Bahkan kata dia, Asty Dohu hanya bekerja 1,5 jam per-hari. Padahal menurut ketentuan PNS dan THL harus bekerja selama 8 jam per-hari.
Namun Asty Dohu kepada VoxNtt.com, Selasa (10/10/2017) mengaku dalam surat pemberhentiannya tidak ada alasan terkait ketidakhadiran sebagai dasar pemecatan oleh Kadis Nawang.
Dalam surat itu kata dia, alasan Kadis Nawang hanya menyampaikan bahwa pihaknya tidak lagi membutuhkan tenaga Asty Dohu.
“Saya tidak tau lagi kenapa dalam surat pemberhentian saya tidak dituliskan alasan ketidakhadiran itu. Saya menduga alasan itu dibuat setelah ramai dibicarakan banyak kalangan dan dibuat belakangan,” ujar dia.
Surat Pemecatan Dipertanyakan
Salah satu pihak yang merasa aneh dengan isi surat tersebut ialah Ketua Perhimpunan Mahasiswa Katolik Republik Indonesia (PMKRI) Cabang Ruteng, Dionisius Upartus Agat.
Seharusnya, kata Agat, dalam surat pemecatan harus dibubuhi dasar pemecatan yang jelas seperti, bentuk pelanggaran yang dilakukan Asty Dohu.

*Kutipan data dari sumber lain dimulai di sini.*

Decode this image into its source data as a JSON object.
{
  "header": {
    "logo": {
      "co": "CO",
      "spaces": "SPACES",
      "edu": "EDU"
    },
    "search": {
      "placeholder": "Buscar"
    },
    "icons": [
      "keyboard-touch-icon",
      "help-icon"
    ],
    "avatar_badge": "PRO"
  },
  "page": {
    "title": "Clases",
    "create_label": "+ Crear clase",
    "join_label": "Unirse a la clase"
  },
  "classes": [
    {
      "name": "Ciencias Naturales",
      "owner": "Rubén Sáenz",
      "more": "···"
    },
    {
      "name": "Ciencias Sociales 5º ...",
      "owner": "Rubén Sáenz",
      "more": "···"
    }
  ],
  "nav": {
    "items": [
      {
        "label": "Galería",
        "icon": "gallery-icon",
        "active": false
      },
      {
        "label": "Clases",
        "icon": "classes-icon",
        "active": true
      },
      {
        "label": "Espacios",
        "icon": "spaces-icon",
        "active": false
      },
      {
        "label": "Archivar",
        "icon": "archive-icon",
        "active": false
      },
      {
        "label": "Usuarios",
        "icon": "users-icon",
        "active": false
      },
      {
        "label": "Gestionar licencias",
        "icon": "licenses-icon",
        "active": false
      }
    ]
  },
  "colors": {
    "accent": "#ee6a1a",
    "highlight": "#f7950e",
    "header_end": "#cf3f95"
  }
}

Dasar pelanggaran ketentuan inilah kemudian berfungsi untuk meminimalisasi interprestasi hanya karena like and dislike di balik pemecatan Asty Dohu.
Apalagi Dinas Kominfo Matim lanjut Agat, merupakan instansi negara bukan perusahan pribadi yang bisa saja seenaknya memecat orang tanpa kompromi.
“Asty Dohu ini kan diangkat melalui Surat Perjanjian Kerja (SPK) dengan Surat Keputusan (SK) Kadis, jadi mestinya sebelum memecat harus mempertimbangkan UU Ketenagakerjaan Nomor 13 Tahun 2003,” ujar Agat.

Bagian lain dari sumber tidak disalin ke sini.